The mannequin simulates breathing and has heart sounds, lung sounds and a pulse in multiple locations. It can cough and talk to you to tell you if it is hurting. It even produces simulated urine, Zajac said.

The mannequin is controlled by an instructor in another room, and the instructor can watch to see if the student asks appropriate questions and assess the kind of care given. Video cameras capture the simulated patient encounters, and the students can review the footage to see how they performed, Zajac said.

“A lot of universities don’t have a setup this nice,” he said.

Photo by Jon Anderson

The Hoover City Schools Foundation today invited members of the medical community to Spain Park to see it for themselves. Guests included staff from UAB Medicine, Grandview Medical Center, Caldwell Mill Animal Clinic, medical educators at colleges, an oral surgeon and a health care equipment distributor.

The simulation labs are really impressive, said Kim Benner, a professor at the McWhorter School of Pharmacy at Samford. “This simulation unit is nicer than the one at the pharmacy school at Samford,” she said.

It’s great for students to be introduced to the variety of medical careers out there and have these experiences, said Benner, who also is a practicing pharmacist at Children’s of Alabama hospital.

She speaks at a lot of high schools about careers in pharmacy and hopes to strengthen her relationship with schools such as Spain Park, she said.

Dr. Bill Christenberry from the Caldwell Mill Animal Clinic said it’s amazing to see what the Health Sciences Academy is doing to prepare students for career decisions ahead of them.

“They can go ahead and have this under their belt and understand what they’re dealing with,” he said.

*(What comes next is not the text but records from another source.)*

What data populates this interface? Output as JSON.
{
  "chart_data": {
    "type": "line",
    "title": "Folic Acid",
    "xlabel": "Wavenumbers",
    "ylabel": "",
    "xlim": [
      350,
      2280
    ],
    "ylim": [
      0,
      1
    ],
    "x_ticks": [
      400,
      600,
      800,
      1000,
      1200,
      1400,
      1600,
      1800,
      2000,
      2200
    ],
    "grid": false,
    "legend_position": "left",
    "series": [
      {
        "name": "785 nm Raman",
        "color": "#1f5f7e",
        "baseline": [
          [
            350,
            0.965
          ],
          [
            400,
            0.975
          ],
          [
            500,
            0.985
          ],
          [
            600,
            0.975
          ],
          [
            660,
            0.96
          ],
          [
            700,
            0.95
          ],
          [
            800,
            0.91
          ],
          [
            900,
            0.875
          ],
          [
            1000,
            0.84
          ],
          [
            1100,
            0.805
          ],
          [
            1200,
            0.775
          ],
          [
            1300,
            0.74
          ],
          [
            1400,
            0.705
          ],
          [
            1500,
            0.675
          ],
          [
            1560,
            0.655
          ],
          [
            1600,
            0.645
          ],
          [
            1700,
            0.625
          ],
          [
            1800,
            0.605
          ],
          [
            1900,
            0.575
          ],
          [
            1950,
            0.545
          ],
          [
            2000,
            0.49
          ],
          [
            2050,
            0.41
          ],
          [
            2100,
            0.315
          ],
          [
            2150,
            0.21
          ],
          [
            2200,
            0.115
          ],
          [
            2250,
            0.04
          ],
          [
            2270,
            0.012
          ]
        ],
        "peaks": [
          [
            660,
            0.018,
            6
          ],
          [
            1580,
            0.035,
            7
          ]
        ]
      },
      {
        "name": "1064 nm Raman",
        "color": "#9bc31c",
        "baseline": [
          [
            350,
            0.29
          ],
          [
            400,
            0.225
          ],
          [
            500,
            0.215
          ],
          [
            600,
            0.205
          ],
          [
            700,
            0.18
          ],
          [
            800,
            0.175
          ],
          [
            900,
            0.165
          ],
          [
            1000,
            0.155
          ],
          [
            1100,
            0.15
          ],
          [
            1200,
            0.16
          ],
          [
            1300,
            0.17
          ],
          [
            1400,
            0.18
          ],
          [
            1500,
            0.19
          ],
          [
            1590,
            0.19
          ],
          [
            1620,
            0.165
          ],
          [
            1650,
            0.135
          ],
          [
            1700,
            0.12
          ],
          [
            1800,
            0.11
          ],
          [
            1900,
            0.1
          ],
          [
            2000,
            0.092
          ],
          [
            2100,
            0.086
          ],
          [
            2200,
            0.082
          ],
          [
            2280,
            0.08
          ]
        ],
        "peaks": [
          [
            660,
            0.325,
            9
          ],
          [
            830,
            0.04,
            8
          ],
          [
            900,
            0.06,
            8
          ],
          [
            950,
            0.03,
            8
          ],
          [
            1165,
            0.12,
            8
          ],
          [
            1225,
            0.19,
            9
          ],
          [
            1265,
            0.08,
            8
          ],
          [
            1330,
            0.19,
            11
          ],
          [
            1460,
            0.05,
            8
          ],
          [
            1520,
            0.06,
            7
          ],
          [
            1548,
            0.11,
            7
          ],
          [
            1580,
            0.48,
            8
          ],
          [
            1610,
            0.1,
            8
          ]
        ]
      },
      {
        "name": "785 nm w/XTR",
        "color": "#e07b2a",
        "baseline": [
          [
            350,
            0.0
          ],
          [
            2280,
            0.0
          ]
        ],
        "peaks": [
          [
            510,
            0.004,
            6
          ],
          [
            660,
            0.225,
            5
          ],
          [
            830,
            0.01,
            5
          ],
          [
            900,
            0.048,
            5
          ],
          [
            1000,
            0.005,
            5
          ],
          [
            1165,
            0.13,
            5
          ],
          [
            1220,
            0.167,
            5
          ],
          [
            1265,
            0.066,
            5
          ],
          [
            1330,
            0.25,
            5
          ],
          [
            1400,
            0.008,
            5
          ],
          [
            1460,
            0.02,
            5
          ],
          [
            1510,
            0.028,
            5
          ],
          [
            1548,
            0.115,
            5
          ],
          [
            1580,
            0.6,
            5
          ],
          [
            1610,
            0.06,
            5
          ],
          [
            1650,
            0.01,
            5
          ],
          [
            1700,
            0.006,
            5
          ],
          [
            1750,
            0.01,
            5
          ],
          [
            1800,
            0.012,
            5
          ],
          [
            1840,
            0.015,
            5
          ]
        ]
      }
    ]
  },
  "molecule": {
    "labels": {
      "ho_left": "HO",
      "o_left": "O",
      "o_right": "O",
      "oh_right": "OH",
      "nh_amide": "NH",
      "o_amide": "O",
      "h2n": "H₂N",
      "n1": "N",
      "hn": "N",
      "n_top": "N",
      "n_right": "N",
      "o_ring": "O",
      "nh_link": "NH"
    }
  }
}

Christenberry already has been working with Spain Park. Four students came to his office to see what veterinary medicine is really all about, and he helped prepare some students for the veterinary portion of the state competition for future health professionals.

Photo provided by Hoover City Schools

Spain Park first participated in the state competition two years ago and had nine students qualify to go to the national competition in Orlando, Zajac said.  Last year, 19 students qualified for the national competition in Anaheim, Calif., and one of them placed sixth in the nation in the physical therapy competition, he said.

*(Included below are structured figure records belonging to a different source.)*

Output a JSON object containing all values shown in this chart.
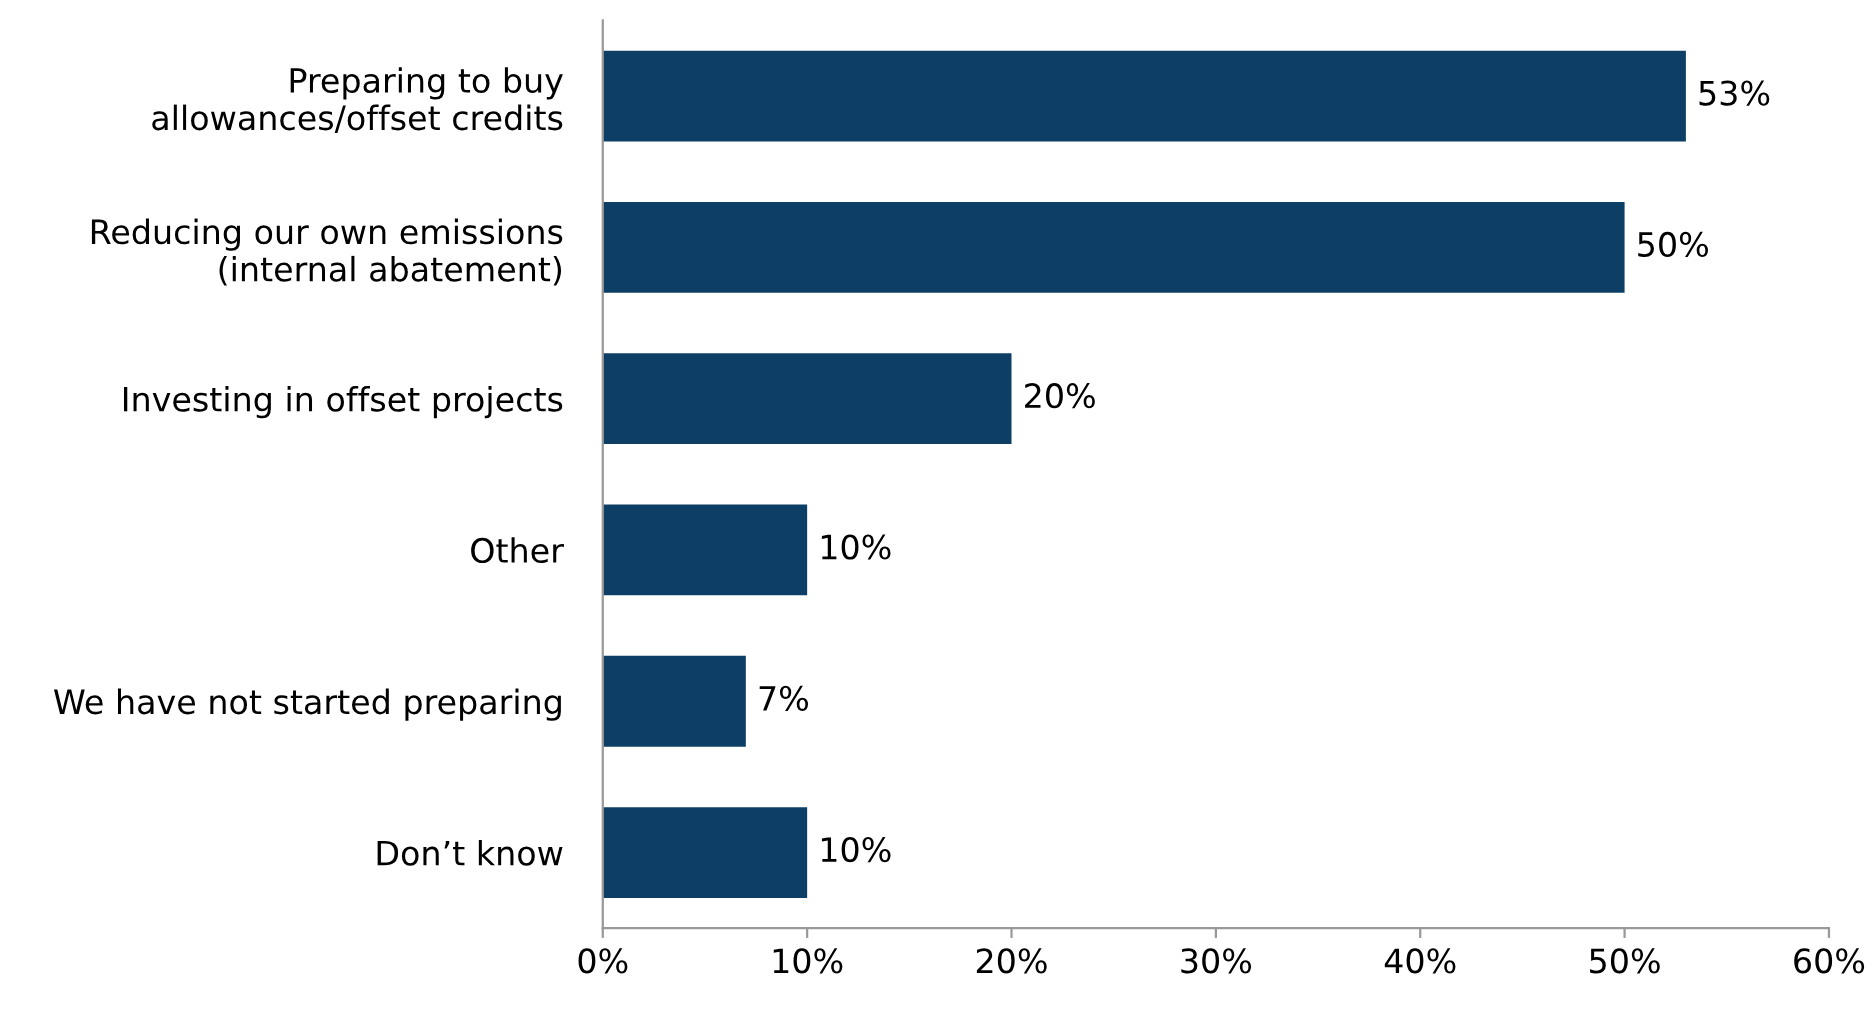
{
  "chart_data": {
    "type": "bar",
    "orientation": "horizontal",
    "categories": [
      "Preparing to buy\nallowances/offset credits",
      "Reducing our own emissions\n(internal abatement)",
      "Investing in offset projects",
      "Other",
      "We have not started preparing",
      "Don’t know"
    ],
    "values": [
      53,
      50,
      20,
      10,
      7,
      10
    ],
    "value_labels": [
      "53%",
      "50%",
      "20%",
      "10%",
      "7%",
      "10%"
    ],
    "color": "#0d3f66",
    "xlim": [
      0,
      60
    ],
    "xticks": [
      {
        "value": 0,
        "label": "0%"
      },
      {
        "value": 10,
        "label": "10%"
      },
      {
        "value": 20,
        "label": "20%"
      },
      {
        "value": 30,
        "label": "30%"
      },
      {
        "value": 40,
        "label": "40%"
      },
      {
        "value": 50,
        "label": "50%"
      },
      {
        "value": 60,
        "label": "60%"
      }
    ],
    "grid": false
  }
}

Zajac said he hopes to continue strengthening partnerships between the academy and the medical community and look for more job-shadowing opportunities for students.

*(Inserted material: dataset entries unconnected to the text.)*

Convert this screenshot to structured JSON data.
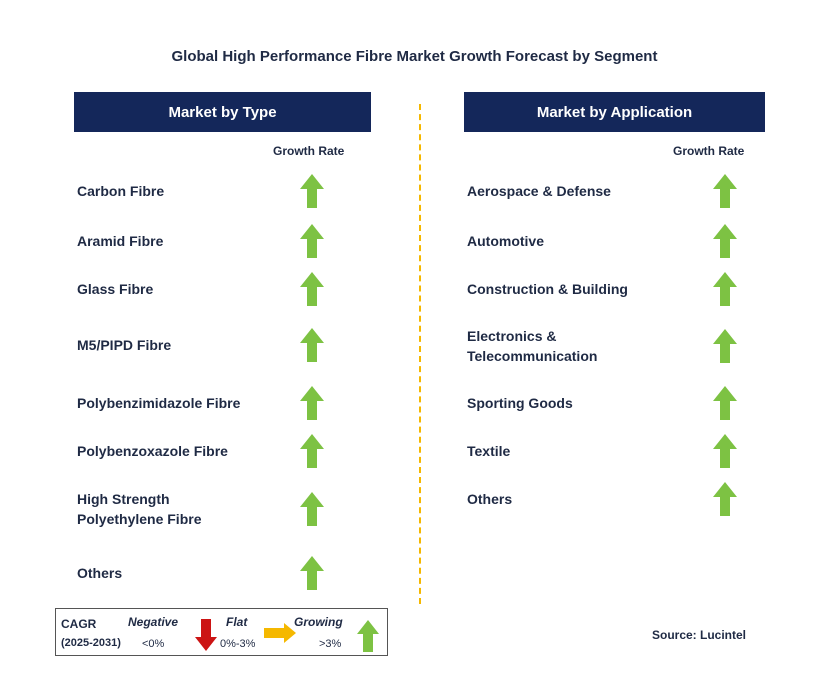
{
  "title": "Global High Performance Fibre Market Growth Forecast by Segment",
  "left_panel": {
    "header": "Market by Type",
    "growth_label": "Growth Rate",
    "items": [
      {
        "label": "Carbon Fibre",
        "trend": "growing"
      },
      {
        "label": "Aramid Fibre",
        "trend": "growing"
      },
      {
        "label": "Glass Fibre",
        "trend": "growing"
      },
      {
        "label": "M5/PIPD Fibre",
        "trend": "growing"
      },
      {
        "label": "Polybenzimidazole Fibre",
        "trend": "growing"
      },
      {
        "label": "Polybenzoxazole Fibre",
        "trend": "growing"
      },
      {
        "label": "High Strength\nPolyethylene Fibre",
        "trend": "growing"
      },
      {
        "label": "Others",
        "trend": "growing"
      }
    ]
  },
  "right_panel": {
    "header": "Market by Application",
    "growth_label": "Growth Rate",
    "items": [
      {
        "label": "Aerospace & Defense",
        "trend": "growing"
      },
      {
        "label": "Automotive",
        "trend": "growing"
      },
      {
        "label": "Construction & Building",
        "trend": "growing"
      },
      {
        "label": "Electronics &\nTelecommunication",
        "trend": "growing"
      },
      {
        "label": "Sporting Goods",
        "trend": "growing"
      },
      {
        "label": "Textile",
        "trend": "growing"
      },
      {
        "label": "Others",
        "trend": "growing"
      }
    ]
  },
  "legend": {
    "cagr_label": "CAGR",
    "period": "(2025-2031)",
    "negative": {
      "label": "Negative",
      "range": "<0%"
    },
    "flat": {
      "label": "Flat",
      "range": "0%-3%"
    },
    "growing": {
      "label": "Growing",
      "range": ">3%"
    }
  },
  "source": "Source: Lucintel",
  "colors": {
    "header_bg": "#14275a",
    "text": "#1f2a44",
    "growing_arrow": "#7dc243",
    "negative_arrow": "#cc1414",
    "flat_arrow": "#f5b800",
    "divider": "#f5b800"
  }
}
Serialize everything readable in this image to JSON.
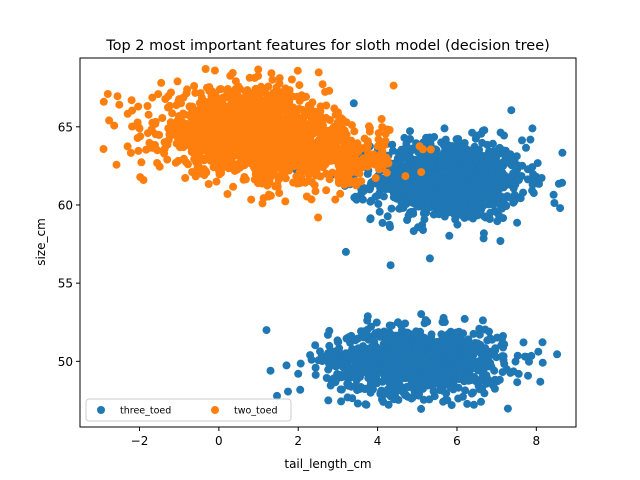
{
  "chart_data": {
    "type": "scatter",
    "title": "Top 2 most important features for sloth model (decision tree)",
    "xlabel": "tail_length_cm",
    "ylabel": "size_cm",
    "xlim": [
      -3.5,
      9.0
    ],
    "ylim": [
      45.8,
      69.4
    ],
    "xticks": [
      -2,
      0,
      2,
      4,
      6,
      8
    ],
    "xtick_labels": [
      "−2",
      "0",
      "2",
      "4",
      "6",
      "8"
    ],
    "yticks": [
      50,
      55,
      60,
      65
    ],
    "ytick_labels": [
      "50",
      "55",
      "60",
      "65"
    ],
    "grid": false,
    "legend": {
      "placement": "lower-left",
      "ncol": 2
    },
    "series": [
      {
        "name": "three_toed",
        "color": "#1f77b4",
        "clusters": [
          {
            "x_center": 5.8,
            "y_center": 61.6,
            "x_sd": 0.95,
            "y_sd": 1.3,
            "count": 1100
          },
          {
            "x_center": 5.0,
            "y_center": 50.0,
            "x_sd": 1.1,
            "y_sd": 1.05,
            "count": 1100
          }
        ],
        "points": [
          [
            1.2,
            52.0
          ],
          [
            1.3,
            49.4
          ],
          [
            2.0,
            49.2
          ],
          [
            2.3,
            50.4
          ],
          [
            3.4,
            66.5
          ],
          [
            3.2,
            57.0
          ],
          [
            8.1,
            48.7
          ],
          [
            8.6,
            59.8
          ],
          [
            7.9,
            64.9
          ],
          [
            3.5,
            47.3
          ]
        ]
      },
      {
        "name": "two_toed",
        "color": "#ff7f0e",
        "clusters": [
          {
            "x_center": 0.6,
            "y_center": 64.8,
            "x_sd": 1.05,
            "y_sd": 1.3,
            "count": 1300
          },
          {
            "x_center": 2.4,
            "y_center": 63.2,
            "x_sd": 0.9,
            "y_sd": 1.0,
            "count": 500
          }
        ],
        "points": [
          [
            -2.9,
            66.6
          ],
          [
            -2.8,
            67.1
          ],
          [
            -2.2,
            66.7
          ],
          [
            -2.0,
            64.9
          ],
          [
            4.1,
            65.5
          ],
          [
            4.2,
            64.1
          ],
          [
            2.5,
            59.2
          ],
          [
            5.1,
            62.1
          ],
          [
            1.1,
            60.1
          ],
          [
            -0.1,
            68.6
          ]
        ]
      }
    ]
  }
}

“We want to work with you guys to make sure we’re teaching what they need to know,” he told today’s guests.

Floyd Larkin, CEO of an emergency medical equipment company called Stop Heart Attack, today offered to donate a 12-lead electrocardiogram monitor and a bleeding control training kit to the academy.

Avi Vaidya, a senior at Spain Park this year, said he took the pharmacology course last year as a junior. He is now registered as a pharmacy technician in Alabama and waiting to take his certification test when he turns 18, he said.

He likes that his instructors have real-world experience, he said. “They kind of know what they’re talking about,” he said.

He believes his experience in the Health Science Academy will give him an advantage over other college students, he said.